FluxML / Zygote.jl

21st century AD
https://fluxml.ai/Zygote.jl/
Other
1.48k stars 213 forks source link

A simple custom gradient with @adjoint for a Base function #1088

Open SimonCoste opened 3 years ago

SimonCoste commented 3 years ago

Hi, Julia's base round function takes a number and outputs the nearest integer. I want to customly define its gradient as the identity. I used Zygote's @adjoint macro very simply,

@adjoint round(x)=round(x), y->(y,)

but as a result, gradient(round, 0) outputs me nothing and I can't compute gradients of compositions of functions and round.

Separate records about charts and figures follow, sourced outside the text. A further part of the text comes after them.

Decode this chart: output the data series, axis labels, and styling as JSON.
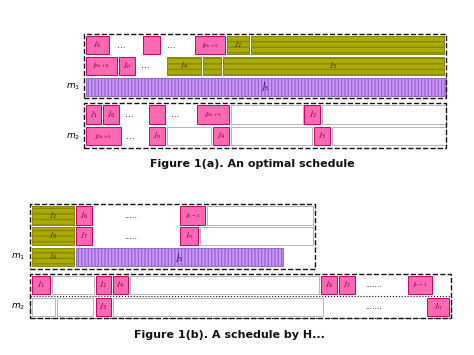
{
  "fig1a_title": "Figure 1(a). An optimal schedule",
  "fig1b_title": "Figure 1(b). A schedule by H...",
  "pink": "#FF69B4",
  "pink_edge": "#CC0066",
  "green_yellow_face": "#AAAA00",
  "green_yellow_edge": "#888800",
  "purple_face": "#CC99FF",
  "purple_edge": "#9966CC",
  "white": "#FFFFFF",
  "bg": "#FFFFFF",
  "text_color": "#111111",
  "title_fontsize": 8.0,
  "label_fontsize": 5.0,
  "mlabel_fontsize": 6.5
}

Is it possible to directly redefine adjoints of base functions ?

On the other hand, if I define a function g(x) = round(x) and then I use the adjoint macro,

@adjoint g(x)=g(x), y->(y,)

then gradient(g, 0) works well, as well as the whole backprop machinery. But only for composition of real functions, eg it correctly computes the gradient of x -> g(x)^2. It does not work when the gradient is applied entry-wise: for instance,

F(x) = sum(g.(x))
gradient(F, [0,0])

still outputs a nothing, but it should easily differentiate this. Do I have to redefine the gradient for g. also ?

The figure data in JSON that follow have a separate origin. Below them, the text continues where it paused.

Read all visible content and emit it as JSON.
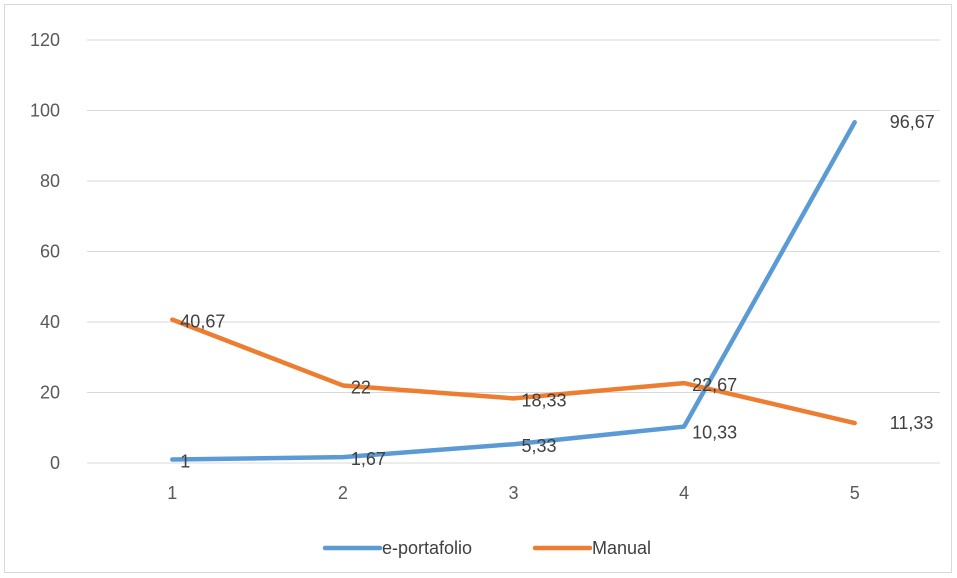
{
  "chart_data": {
    "type": "line",
    "categories": [
      "1",
      "2",
      "3",
      "4",
      "5"
    ],
    "series": [
      {
        "name": "e-portafolio",
        "color": "#5b9bd5",
        "values": [
          1,
          1.67,
          5.33,
          10.33,
          96.67
        ],
        "labels": [
          "1",
          "1,67",
          "5,33",
          "10,33",
          "96,67"
        ]
      },
      {
        "name": "Manual",
        "color": "#ed7d31",
        "values": [
          40.67,
          22,
          18.33,
          22.67,
          11.33
        ],
        "labels": [
          "40,67",
          "22",
          "18,33",
          "22,67",
          "11,33"
        ]
      }
    ],
    "ylim": [
      0,
      120
    ],
    "yticks": [
      "0",
      "20",
      "40",
      "60",
      "80",
      "100",
      "120"
    ],
    "grid": true,
    "legend": "bottom",
    "gridline_color": "#d9d9d9"
  }
}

mcabbott commented 3 years ago

I believe that with round, the definition here seems to take priority, and making it more specific runs into other problems:

https://github.com/FluxML/Zygote.jl/blob/2d5edf44ad7191fcd5d5816d8ab161dff8e14765/src/lib/number.jl#L2

julia> Zygote.@adjoint round(x::Float64)=round(x), y->(y,)

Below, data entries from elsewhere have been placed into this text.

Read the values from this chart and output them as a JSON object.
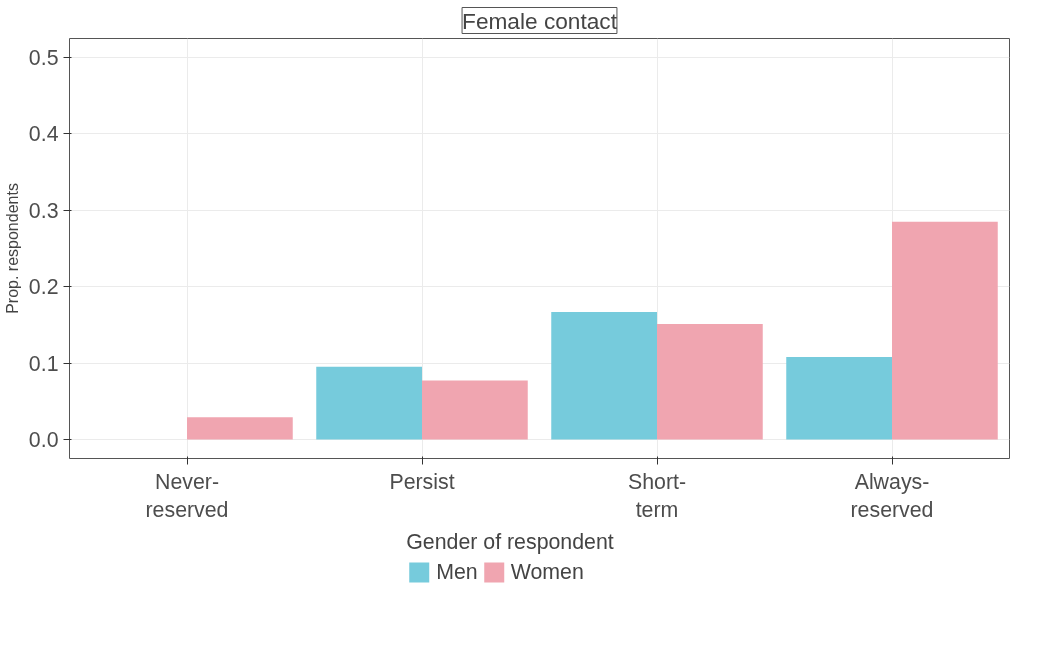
{
  "chart_data": {
    "type": "bar",
    "title": "Female contact",
    "ylabel": "Prop. respondents",
    "legend_title": "Gender of respondent",
    "categories": [
      "Never-\nreserved",
      "Persist",
      "Short-\nterm",
      "Always-\nreserved"
    ],
    "series": [
      {
        "name": "Men",
        "color": "#76cbdc",
        "values": [
          0,
          0.095,
          0.167,
          0.108
        ]
      },
      {
        "name": "Women",
        "color": "#f0a5b0",
        "values": [
          0.029,
          0.077,
          0.151,
          0.285
        ]
      }
    ],
    "ylim": [
      -0.025,
      0.525
    ],
    "yticks": [
      {
        "value": 0,
        "label": "0.0"
      },
      0.1,
      0.2,
      0.3,
      0.4,
      0.5
    ],
    "grid": true,
    "legend": "bottom"
  }
}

julia> gradient(round, 1.2)
ERROR: MethodError: _pullback(::Zygote.Context, ::typeof(round), ::Float64) is ambiguous. Candidates:
  _pullback(__context__::ZygoteRules.AContext, var"310"::typeof(round), x::Float64) in Main at /Users/me/.julia/packages/ZygoteRules/OjfTt/src/adjoint.jl:56
  _pullback(::Zygote.Context, ::typeof(round), args...) in Zygote at /Users/me/.julia/dev/Zygote/src/lib/grad.jl:8

For broadcasting, what's happening is that for reasons of speed, it prefers to use ForwardDiff when possible. (Using Zygote's own gradients often causes inference problems, and factor of 100 slowdowns.)

julia> g(x) = @show(x)^3
g (generic function with 1 method)

julia> Zygote.@adjoint g(x)=g(x), y->(@show(y),)

julia> gradient(g, 1.2)
x = 1.2
y = 1.0
(1.0,)

julia> gradient(x -> sum(g.(x)), [1.2, 3.4])
x = Dual{Nothing}(1.2,1.0)
x = Dual{Nothing}(3.4,1.0)
([4.32, 34.67999999999999],)

If you want to overload this, you should probably define a method for dual numbers. Something like g(x::Dual{Z}) where {Z} = Dual{Z}(g(value(x)), map(??, partials(g))). Although usually these work through most things, or will complain loudly when they fail.